How Not To Beat Obama

If there's a Barack bubble for McCain to prick, Jennifer Rubin's suggested approach probably isn't going to do it:

The challenge to McCain will be considerable: get past the very attractive Obama packaging and get voters to focus on what Obama is actually proposing (e.g. withdrawal from Iraq, end of the Bush tax cuts).



But at the moment, what Obama is "actually proposing," on Iraq and taxes alike, is considerably more popular with voters than what McCain is proposing. According to this month-old poll, 74 percent of Americans don't want "large numbers of U.S. troops" in Iraq for more than two years; 50 percent want to be out within a year. Or again, here's a December poll in which 56 percent say that victory in Iraq is no longer possible, and 57 percent say that we should withdraw "most troops" by 2009. This is good news for Obama, bad news for McCain. And the same goes for the Bush tax cuts. As of this October, 61 percent of Americans either wanted them repealed outright, or agreed that "tax cuts for the wealthy should be repealed, while others stay in place" - which is precisely what Obama is promising.

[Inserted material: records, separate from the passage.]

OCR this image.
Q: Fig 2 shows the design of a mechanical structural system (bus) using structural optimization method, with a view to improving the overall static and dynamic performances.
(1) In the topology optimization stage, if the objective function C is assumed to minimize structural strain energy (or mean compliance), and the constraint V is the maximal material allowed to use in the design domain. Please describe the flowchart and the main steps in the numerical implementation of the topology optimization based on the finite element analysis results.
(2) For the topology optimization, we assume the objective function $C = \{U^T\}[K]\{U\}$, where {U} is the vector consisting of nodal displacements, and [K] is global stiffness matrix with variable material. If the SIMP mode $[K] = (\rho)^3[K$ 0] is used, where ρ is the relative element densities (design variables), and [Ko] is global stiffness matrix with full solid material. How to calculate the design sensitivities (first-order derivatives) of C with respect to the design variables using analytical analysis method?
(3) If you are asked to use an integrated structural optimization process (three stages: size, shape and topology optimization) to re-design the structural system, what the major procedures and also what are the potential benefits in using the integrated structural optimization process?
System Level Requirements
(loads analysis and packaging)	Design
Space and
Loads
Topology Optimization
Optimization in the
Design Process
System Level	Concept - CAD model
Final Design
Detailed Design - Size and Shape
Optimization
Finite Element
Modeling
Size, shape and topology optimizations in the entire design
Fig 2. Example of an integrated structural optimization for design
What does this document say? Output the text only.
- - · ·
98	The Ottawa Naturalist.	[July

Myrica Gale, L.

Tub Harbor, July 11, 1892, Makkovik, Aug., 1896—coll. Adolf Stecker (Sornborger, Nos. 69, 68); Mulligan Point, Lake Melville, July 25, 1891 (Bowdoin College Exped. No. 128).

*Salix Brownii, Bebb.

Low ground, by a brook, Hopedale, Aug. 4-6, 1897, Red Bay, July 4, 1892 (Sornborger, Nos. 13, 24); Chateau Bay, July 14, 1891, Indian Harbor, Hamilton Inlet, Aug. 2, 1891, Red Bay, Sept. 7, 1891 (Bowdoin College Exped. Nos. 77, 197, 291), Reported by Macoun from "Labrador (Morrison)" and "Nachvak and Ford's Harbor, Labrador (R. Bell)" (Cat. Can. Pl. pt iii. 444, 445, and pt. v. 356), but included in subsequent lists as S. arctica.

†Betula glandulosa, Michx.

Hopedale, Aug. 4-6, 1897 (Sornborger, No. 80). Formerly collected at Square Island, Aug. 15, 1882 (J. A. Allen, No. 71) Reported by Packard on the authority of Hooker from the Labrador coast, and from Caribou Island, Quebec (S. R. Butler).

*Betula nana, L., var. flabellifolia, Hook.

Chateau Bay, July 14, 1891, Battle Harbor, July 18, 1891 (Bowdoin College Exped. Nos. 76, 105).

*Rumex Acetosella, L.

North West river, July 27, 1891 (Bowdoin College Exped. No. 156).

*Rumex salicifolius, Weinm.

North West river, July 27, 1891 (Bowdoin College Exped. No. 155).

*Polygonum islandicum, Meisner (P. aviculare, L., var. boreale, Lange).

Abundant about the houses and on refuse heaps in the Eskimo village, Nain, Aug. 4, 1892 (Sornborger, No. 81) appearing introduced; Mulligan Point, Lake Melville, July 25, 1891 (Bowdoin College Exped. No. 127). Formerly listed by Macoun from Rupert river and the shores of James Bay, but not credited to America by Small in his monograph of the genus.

Now obviously future developments in Iraq could alter these dynamics, and so could the way that McCain and Obama go about debating the issues come the fall - and how the press ends up framing their positions. But at the moment, I think the GOP might have at least much luck going after Obama's "packaging," which is ideal for a Democratic primary but possibly less so in a general election, as they would going after him on taxes and Iraq. (Do Americans really want to put a "world man" in the Oval Office? Do they really want to pick a President based on his potential appeal to young Pakistani Muslims? Do they really want to vote for a guy whose campaign has become a vehicle for an "indie-yuppie political fantasy"? etc.) And I'm nearly positive that if McCain runs in the general election the way he's (wisely) run in the primary - on a platform of victory in Iraq and the Bush tax cuts and porkbusting at home - without coming up with anything else to say to voters, he'll get beaten handily.